Nel saggio Decarcerating disability, Liat Ben-Moshe scrive «[…] incarceration is not just a space or locale but a logic of state coercion and segregation of difference. […] it is a racist, colonial, gendered logic at its core».4)
Il carcere è un’istituzione sociale, prodotto e spettro della società: in quanto tale, ai fini del suo superamento, più che ad alternative ad esso è necessario pensare e praticare società alternative.
E se il carcere permette di comprendere lo stato delle cose, in Italia le cose stanno che nel 2022 si sono suicidate 84 persone detenute (quasi due suicidi alla settimana); che al 31 gennaio 2023 ad essere detenute erano 56.127 persone, a fronte di una capienza regolamentare pari a 51.403 posti, e che 17 erano i bambini in carcere al seguito delle loro madri.
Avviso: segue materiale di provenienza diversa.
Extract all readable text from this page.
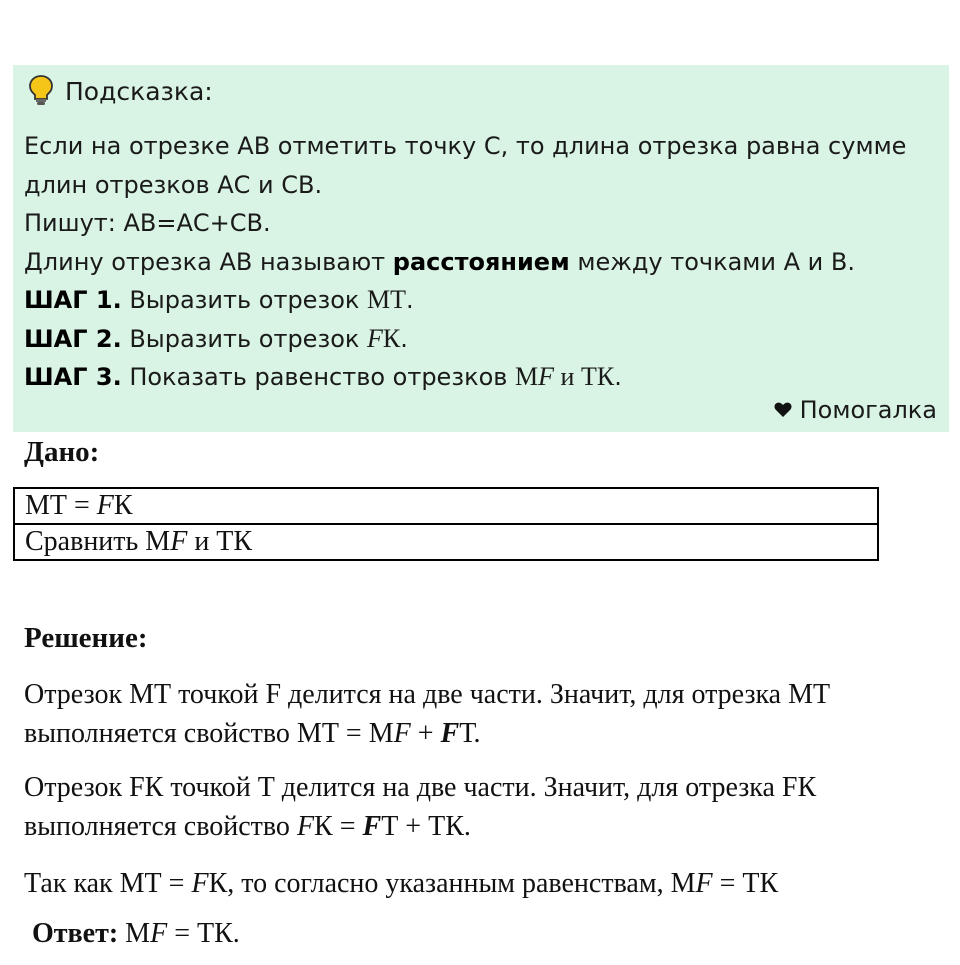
Подсказка:
Если на отрезке АВ отметить точку С, то длина отрезка равна сумме
длин отрезков АС и СВ.
Пишут: АВ=АС+СВ.
Длину отрезка АВ называют расстоянием между точками А и В.
ШАГ 1. Выразить отрезок МТ.
ШАГ 2. Выразить отрезок FК.
ШАГ 3. Показать равенство отрезков МF и ТК.
Помогалка
Дано:
МТ = FК
Сравнить МF и ТК
Решение:
Отрезок МТ точкой F делится на две части. Значит, для отрезка МТ
выполняется свойство МТ = МF + FТ.
Отрезок FК точкой Т делится на две части. Значит, для отрезка FК
выполняется свойство FК = FТ + ТК.
Так как МТ = FК, то согласно указанным равенствам, МF = ТК
Ответ: МF = ТК.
L’8 marzo è la giornata dello Sciopero globale femminista e transfemminista: lottare contro la violenza del genere e dei generi significa inevitabilmente lottare contro la violenza del carcere.

References

References
1 Quando abbiamo deciso di contribuire al rapporto annuale di Antigone, quali volontari dello sportello dei diritti delle persone detenute attivo presso il carcere femminile di Pozzuoli ci siamo confrontati a lungo su quale questione affrontare. Il tema della maternità si è imposto a partire dai racconti delle esperienze raccolte da ciascuno di noi, sebbene le problematiche emerse durante il dibattito fossero tante, dal sopravvitto alla condizione delle celle, dal regime trattamentale delle sex offenders alle difficoltà (e alla casualità) per le persone detenute di ottenere l’affidamento al lavoro. Quello della maternità ci è apparso sin da subito un tema “scomodo”, e non tanto perché rischiava di ribadire l’equazione tra donna e madre, come se fosse l’unico o il principale argomento di cui discutere nel momento in cui ci si occupa della detenzione femminile, ma perché eravamo consapevoli della complessità della questione, e del rischio di non essere in grado di dominarla. Così, abbiamo deciso di raccontare la nostra esperienza, in tempi e modi diversi, nel carcere femminile di Pozzuoli, cercando di restituire almeno in parte quello che abbiamo compreso e che ci è stato raccontato in questi anni. Quelli che seguono sono due brevi contributi di due dei volontari del gruppo, numeroso, che da circa 4 anni anima lo sportello.
2 A. Davis, Aboliamo le prigioni? Contro il carcere, la discriminazione, la violenza del capitale, minimux fax, Roma, 2009, pp. 69-70.
3 ivi, pp. 22.
4 L. Ben-Moshe, Decarcerating disability. Deinstitutionalization and Prison Abolition, University of Minnesota Press, Minneapolis, 2020, pp. 15.